Pour les philosophes, l'étude de cette notion est relativement récente : elle est venue enrichir les connaissances concernant le fonctionnement de la pensée humaine, après l'étude de l'âme (dans un contexte métaphysique et religieux), de l'esprit et de ses facultés de représentation et de discernement : mémoire, entendement ou intellect, imagination, raison, faculté de juger, (dans un contexte philosophique axé sur la morale et l'action), et du psychisme (dans un contexte avant tout thérapeutique, psychosociologique et pédagogique, avec le développement des sciences du comportement individuel et collectif).
SAINT AUGUSTIN (354-430), MONTAIGNE (1533-1592) et DESCARTES (1596-1650) lancent le mouvement de réflexion sur l'être pensant qui parvient, grâce à sa capacité psychique de retour sur lui-même et d'introspection, à la conscience "de soi", de sa propre existence individuelle et séparée, et à la conscience de l'existence "de l'autre", autre moi-même et pourtant différent (cf. FICHTE, 1862-1814, MAINE de BIRAN, 1766-1824, et HEGEL 1770-1831, avec la notion de conscience malheureuse, déchirée entre l'intériorité et l'extériorité). Ce n'est qu'au XXème siècle qu'apparaitra la notion de conscience collective.
Mais entre temps la notion de conscience a vu son sens réduit à celui de "conscience morale", c'est-à-dire cette voix intérieure qui résonne (et aussi raisonne) en chacun de nous, pour nous obliger à agir moralement (selon une certaine idée du bien et du mal), en respectant ll'être moral présent en tout être humain. (cf. KANT, 1724-1804, ALAIN, 1868-1951)

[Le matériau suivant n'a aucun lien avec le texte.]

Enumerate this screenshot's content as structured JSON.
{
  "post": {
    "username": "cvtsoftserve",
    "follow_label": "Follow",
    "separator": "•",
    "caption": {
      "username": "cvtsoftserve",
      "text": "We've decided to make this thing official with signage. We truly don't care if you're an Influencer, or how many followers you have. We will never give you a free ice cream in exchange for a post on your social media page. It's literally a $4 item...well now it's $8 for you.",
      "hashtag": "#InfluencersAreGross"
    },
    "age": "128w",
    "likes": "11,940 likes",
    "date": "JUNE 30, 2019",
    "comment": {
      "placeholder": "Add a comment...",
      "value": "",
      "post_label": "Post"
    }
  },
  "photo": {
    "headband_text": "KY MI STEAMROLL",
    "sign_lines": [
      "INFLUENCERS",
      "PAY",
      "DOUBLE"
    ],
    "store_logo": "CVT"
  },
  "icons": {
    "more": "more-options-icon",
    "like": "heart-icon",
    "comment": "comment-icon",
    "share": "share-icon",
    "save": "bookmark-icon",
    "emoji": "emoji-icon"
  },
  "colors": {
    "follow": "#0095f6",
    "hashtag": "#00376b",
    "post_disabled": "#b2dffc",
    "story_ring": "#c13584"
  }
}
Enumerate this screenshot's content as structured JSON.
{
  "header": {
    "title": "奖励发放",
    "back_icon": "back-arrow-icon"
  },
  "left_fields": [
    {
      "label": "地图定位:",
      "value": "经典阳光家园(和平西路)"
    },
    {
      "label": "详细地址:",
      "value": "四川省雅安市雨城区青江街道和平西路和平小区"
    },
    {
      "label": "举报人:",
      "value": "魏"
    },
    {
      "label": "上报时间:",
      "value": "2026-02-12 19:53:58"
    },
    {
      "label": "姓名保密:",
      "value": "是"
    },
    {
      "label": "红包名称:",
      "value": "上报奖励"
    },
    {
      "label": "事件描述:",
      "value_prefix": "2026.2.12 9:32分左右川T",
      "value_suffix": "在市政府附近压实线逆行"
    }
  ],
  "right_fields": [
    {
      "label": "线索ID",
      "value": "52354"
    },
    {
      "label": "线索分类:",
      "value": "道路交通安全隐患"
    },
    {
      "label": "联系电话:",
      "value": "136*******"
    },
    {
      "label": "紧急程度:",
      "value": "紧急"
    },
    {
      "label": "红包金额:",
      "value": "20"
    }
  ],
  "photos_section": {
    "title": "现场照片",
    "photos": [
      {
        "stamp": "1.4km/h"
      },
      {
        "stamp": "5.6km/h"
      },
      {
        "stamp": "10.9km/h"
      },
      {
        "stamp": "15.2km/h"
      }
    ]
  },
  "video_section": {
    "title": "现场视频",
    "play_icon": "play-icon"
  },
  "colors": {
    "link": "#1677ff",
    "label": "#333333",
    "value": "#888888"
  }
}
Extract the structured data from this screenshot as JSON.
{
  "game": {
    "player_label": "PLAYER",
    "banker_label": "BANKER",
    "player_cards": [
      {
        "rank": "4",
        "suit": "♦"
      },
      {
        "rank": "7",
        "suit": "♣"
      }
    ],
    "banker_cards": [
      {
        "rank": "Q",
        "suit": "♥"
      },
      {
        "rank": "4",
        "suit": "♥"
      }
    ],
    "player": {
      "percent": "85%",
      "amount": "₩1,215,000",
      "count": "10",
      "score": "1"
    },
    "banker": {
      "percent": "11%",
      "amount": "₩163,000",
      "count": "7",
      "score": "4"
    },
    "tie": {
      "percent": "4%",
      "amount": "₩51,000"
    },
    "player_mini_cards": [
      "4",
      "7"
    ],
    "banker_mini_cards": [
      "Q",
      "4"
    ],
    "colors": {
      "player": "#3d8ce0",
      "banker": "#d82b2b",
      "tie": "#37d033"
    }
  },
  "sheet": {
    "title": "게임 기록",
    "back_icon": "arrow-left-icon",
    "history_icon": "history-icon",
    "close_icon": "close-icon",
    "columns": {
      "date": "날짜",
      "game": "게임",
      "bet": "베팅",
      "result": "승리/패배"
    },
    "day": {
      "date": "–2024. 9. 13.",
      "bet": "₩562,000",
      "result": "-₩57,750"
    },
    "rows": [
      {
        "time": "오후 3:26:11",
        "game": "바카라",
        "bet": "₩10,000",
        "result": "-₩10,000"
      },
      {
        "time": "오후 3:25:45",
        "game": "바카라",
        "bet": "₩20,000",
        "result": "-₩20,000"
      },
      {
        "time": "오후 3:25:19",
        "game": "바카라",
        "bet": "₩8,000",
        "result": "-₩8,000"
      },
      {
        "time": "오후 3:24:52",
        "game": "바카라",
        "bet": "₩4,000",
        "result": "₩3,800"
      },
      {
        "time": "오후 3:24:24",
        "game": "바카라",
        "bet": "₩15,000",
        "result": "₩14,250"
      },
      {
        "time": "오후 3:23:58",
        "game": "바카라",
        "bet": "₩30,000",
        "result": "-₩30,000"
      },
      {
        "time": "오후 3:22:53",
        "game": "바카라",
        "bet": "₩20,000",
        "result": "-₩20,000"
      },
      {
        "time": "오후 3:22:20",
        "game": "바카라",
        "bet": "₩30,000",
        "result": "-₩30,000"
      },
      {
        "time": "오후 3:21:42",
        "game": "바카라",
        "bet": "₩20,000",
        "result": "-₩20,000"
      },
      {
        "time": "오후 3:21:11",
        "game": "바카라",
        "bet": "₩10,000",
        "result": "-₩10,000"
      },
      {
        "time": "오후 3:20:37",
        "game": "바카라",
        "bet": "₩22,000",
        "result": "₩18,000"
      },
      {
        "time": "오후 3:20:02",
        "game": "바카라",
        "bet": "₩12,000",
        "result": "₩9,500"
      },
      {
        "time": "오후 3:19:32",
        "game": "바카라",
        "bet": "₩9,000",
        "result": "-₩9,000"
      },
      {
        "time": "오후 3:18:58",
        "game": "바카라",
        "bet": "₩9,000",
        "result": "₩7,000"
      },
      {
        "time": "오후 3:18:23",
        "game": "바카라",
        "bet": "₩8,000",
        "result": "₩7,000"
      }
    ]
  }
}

NIETCHE (1844-1900), dans "La volonté de puissance" rouvre les débats en déclarant que la conscience n'a qu'un rôle secondaire, étant donné le peu de choses, d'états et d'actes que nous parvenons à saisir de manière claire et réfléchie : "C'est que la conscience n'est qu'un instrument, ni plus nécessaire, ni plus admirable, - au contraire, il n'y a peut-être pas d'organe aussi mal développé, aucun qui travaille si mal de toutes les façons; c'est en effet le dernier venu parmi les organes, un organe encore enfant - pardonnons-lui ses enfantillages. (Parmi ceux-ci, à côté de beaucoup d'autres, la morale, qui est la somme des jugements de valeurs antérieurs, relatifs aux actions et aux pensées humaines)". On notera l'insistance de Nietzsche pour donner à la conscience la consistance d'un organe.

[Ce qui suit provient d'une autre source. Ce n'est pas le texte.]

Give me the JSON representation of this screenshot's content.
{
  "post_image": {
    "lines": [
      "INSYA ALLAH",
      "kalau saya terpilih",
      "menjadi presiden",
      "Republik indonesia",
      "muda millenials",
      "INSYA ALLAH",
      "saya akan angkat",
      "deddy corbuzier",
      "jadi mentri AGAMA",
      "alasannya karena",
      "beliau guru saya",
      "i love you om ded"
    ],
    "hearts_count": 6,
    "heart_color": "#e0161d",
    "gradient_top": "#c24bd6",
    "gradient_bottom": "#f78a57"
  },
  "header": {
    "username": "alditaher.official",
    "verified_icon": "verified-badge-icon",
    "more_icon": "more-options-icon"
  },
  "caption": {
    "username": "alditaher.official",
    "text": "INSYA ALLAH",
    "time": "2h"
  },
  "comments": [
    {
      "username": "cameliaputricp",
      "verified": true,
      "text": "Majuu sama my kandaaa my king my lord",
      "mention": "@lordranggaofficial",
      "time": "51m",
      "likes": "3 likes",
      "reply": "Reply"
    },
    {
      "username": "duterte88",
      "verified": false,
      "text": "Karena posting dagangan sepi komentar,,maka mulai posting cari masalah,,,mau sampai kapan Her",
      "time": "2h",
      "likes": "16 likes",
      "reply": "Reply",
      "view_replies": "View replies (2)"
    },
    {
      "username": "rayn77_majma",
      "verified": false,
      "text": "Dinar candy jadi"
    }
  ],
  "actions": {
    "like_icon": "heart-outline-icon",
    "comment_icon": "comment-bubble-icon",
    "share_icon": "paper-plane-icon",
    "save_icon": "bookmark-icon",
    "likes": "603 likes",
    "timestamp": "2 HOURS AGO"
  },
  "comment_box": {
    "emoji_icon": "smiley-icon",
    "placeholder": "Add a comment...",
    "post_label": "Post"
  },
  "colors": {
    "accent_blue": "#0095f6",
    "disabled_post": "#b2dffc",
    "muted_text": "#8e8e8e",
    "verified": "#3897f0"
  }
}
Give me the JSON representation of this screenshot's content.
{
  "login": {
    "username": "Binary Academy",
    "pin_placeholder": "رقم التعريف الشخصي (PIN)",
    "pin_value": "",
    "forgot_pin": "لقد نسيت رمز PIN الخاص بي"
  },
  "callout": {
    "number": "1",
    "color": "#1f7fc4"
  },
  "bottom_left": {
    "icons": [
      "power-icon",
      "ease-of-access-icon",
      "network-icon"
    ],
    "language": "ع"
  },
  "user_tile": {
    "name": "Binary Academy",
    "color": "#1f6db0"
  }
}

SCHOPENHAUER (1788-1860) avait pressenti l'existence d'un état inconscient ou d'une réalité psychique profonde primordiale. FREUD (1856-1936) en décrira tout l'appareillage avec les mécanismes de la censure, du refoulement, des pulsions, de la libido et des transferts qui maintiennent certaines représentations hors du champ de la conscience. La psychanalyse fait perdre à la conscience son aspect unitaire et continu pour la faire apparaitre comme un phénomène émergeant parfois brutal (prises de conscience), avec des états successifs (états de conscience), à plusieurs niveaux (niveaux de conscience) : celui du çà, pré conscient, réservoir des pulsions, celui du moi ou conscience de soi, et celui du surmoi ou subconscient, juge et censeur du moi.

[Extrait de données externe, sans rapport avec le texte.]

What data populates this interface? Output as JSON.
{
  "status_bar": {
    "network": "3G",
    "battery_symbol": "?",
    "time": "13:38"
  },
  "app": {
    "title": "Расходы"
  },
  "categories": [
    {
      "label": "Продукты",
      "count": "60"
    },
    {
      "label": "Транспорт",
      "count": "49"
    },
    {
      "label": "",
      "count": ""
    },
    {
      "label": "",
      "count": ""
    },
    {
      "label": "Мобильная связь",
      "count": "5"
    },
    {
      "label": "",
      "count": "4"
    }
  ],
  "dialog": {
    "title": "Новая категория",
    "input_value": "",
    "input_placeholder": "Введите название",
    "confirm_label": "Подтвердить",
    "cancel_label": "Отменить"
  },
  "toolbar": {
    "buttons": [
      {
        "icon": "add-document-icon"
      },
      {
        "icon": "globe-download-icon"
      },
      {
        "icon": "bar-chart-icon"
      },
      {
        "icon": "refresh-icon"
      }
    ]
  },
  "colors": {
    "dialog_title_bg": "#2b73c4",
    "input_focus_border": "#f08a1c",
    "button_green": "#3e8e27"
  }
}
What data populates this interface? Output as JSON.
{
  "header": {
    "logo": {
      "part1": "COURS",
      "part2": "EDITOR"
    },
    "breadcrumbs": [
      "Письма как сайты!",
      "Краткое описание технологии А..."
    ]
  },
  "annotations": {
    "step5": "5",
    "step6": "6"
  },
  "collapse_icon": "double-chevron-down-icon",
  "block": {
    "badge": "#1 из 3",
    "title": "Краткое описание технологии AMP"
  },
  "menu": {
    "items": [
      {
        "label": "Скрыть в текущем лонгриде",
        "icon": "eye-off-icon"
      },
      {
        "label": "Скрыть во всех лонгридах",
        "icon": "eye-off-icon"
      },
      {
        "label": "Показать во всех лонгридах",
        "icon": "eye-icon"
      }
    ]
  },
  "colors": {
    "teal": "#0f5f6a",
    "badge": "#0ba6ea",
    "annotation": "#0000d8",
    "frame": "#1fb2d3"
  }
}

BERGSON (1859-1941), dans "L'énergie spirituelle" relie intrinsèquement la conscience à la mémoire : c'est "un pont jeté entre le passé et l'avenir" qui permet de "retenir ce qui n'est déja plus et d'anticiper sur ce qui n'est pas encore", d'où la capacité propre à tout être conscient de concevoir et de réaliser des projets. Il distingue deux états de conscience : la conscience attentive, qui ne retient du passé que ce qui est utile à l'action présente; et la conscience rêveuse qui se détache du réel pour n'être que pure mémoire, pour coïncider avec l'être dans toute sa profondeur, c'est-à-dire dans sa durée (continuité du vécu constitué par l'assemblage des souvenirs des expériences passées selon un effet "boule de neige", avec fusion et amplification).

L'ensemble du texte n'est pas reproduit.